Professional investment firms tune into financial news channels like CNBC or Bloomberg for background noise and atmosphere, rather than as sources for actionable information; by the time the financial news media broadcasts a headline that might actually have market impact, the professionals have already received that information using more sophisticated methods. 

For example, most investors monitor major economic news and indicators by subscribing to real-time news services. High-frequency traders go many steps further. Their algorithms are plugged in directly to news sources, parsing the feeds for actionable data that automatically trigger buy and sell orders.

These market participants react in milli- and micro-second time frames. By the time you blink, a history of trades has already taken place. The few seconds of lag time it takes for economic news to traverse to Bloomberg is an eternity in the high-frequency trading space. If Bloomberg doesn't help you in the short-term, what about watching to gain an advantage for longer-term market insight? 

Well, to test whether there is value from watching CNBC at all, pay attention to the markets. If the content on CNN was useful, then the markets would react. In actuality, the markets don't care what anyone says on financial news channels. The conveyor belt of guests and influencers are ignored.

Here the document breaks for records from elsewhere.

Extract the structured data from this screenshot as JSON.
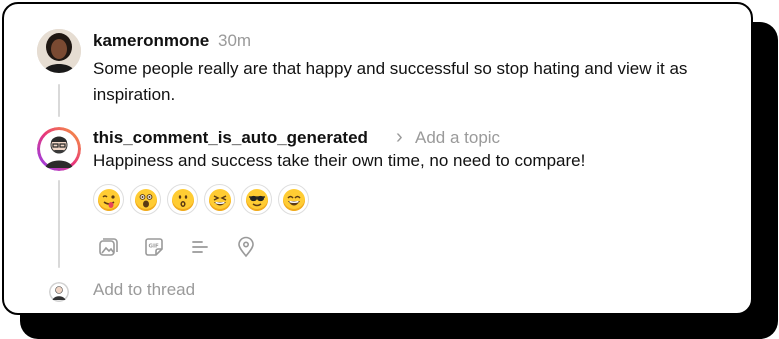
{
  "comments": [
    {
      "username": "kameronmone",
      "time": "30m",
      "text": "Some people really are that happy and successful so stop hating and view it as inspiration."
    },
    {
      "username": "this_comment_is_auto_generated",
      "chevron": "›",
      "topic_placeholder": "Add a topic",
      "text": "Happiness and success take their own time, no need to compare!"
    }
  ],
  "emoji_reactions": [
    "winking-tongue-face",
    "scared-face",
    "kissing-face",
    "grinning-squint-face",
    "sunglasses-face",
    "laughing-face"
  ],
  "composer_tools": [
    "gallery-icon",
    "gif-icon",
    "list-icon",
    "location-icon"
  ],
  "add_thread_placeholder": "Add to thread"
}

Most talking points are about events that have already happened, and opinion pieces are irrelevant. For example, Jim Cramer's recommendations on CNBC have no market impact; there is no Cramer "bump" in the prices of those securities he recommends. 

This not because the markets are stupid. 

Quite the contrary; if there was any value to the content on those shows, the markets would take notice. The reality is that hyper-competing market forces are too efficient to rely on Financial media. The key is to know when expert views can be of use, but stick to a strategy designed to attain your goals. 

Like everyone, pundits suffer from psychological biases, including the tendencies to assume the current state of the world will continue, to look for confirming evidence in new information, to only slowly adjust forecasts to new information and to have excessive confidence in their own ability to foresee the future.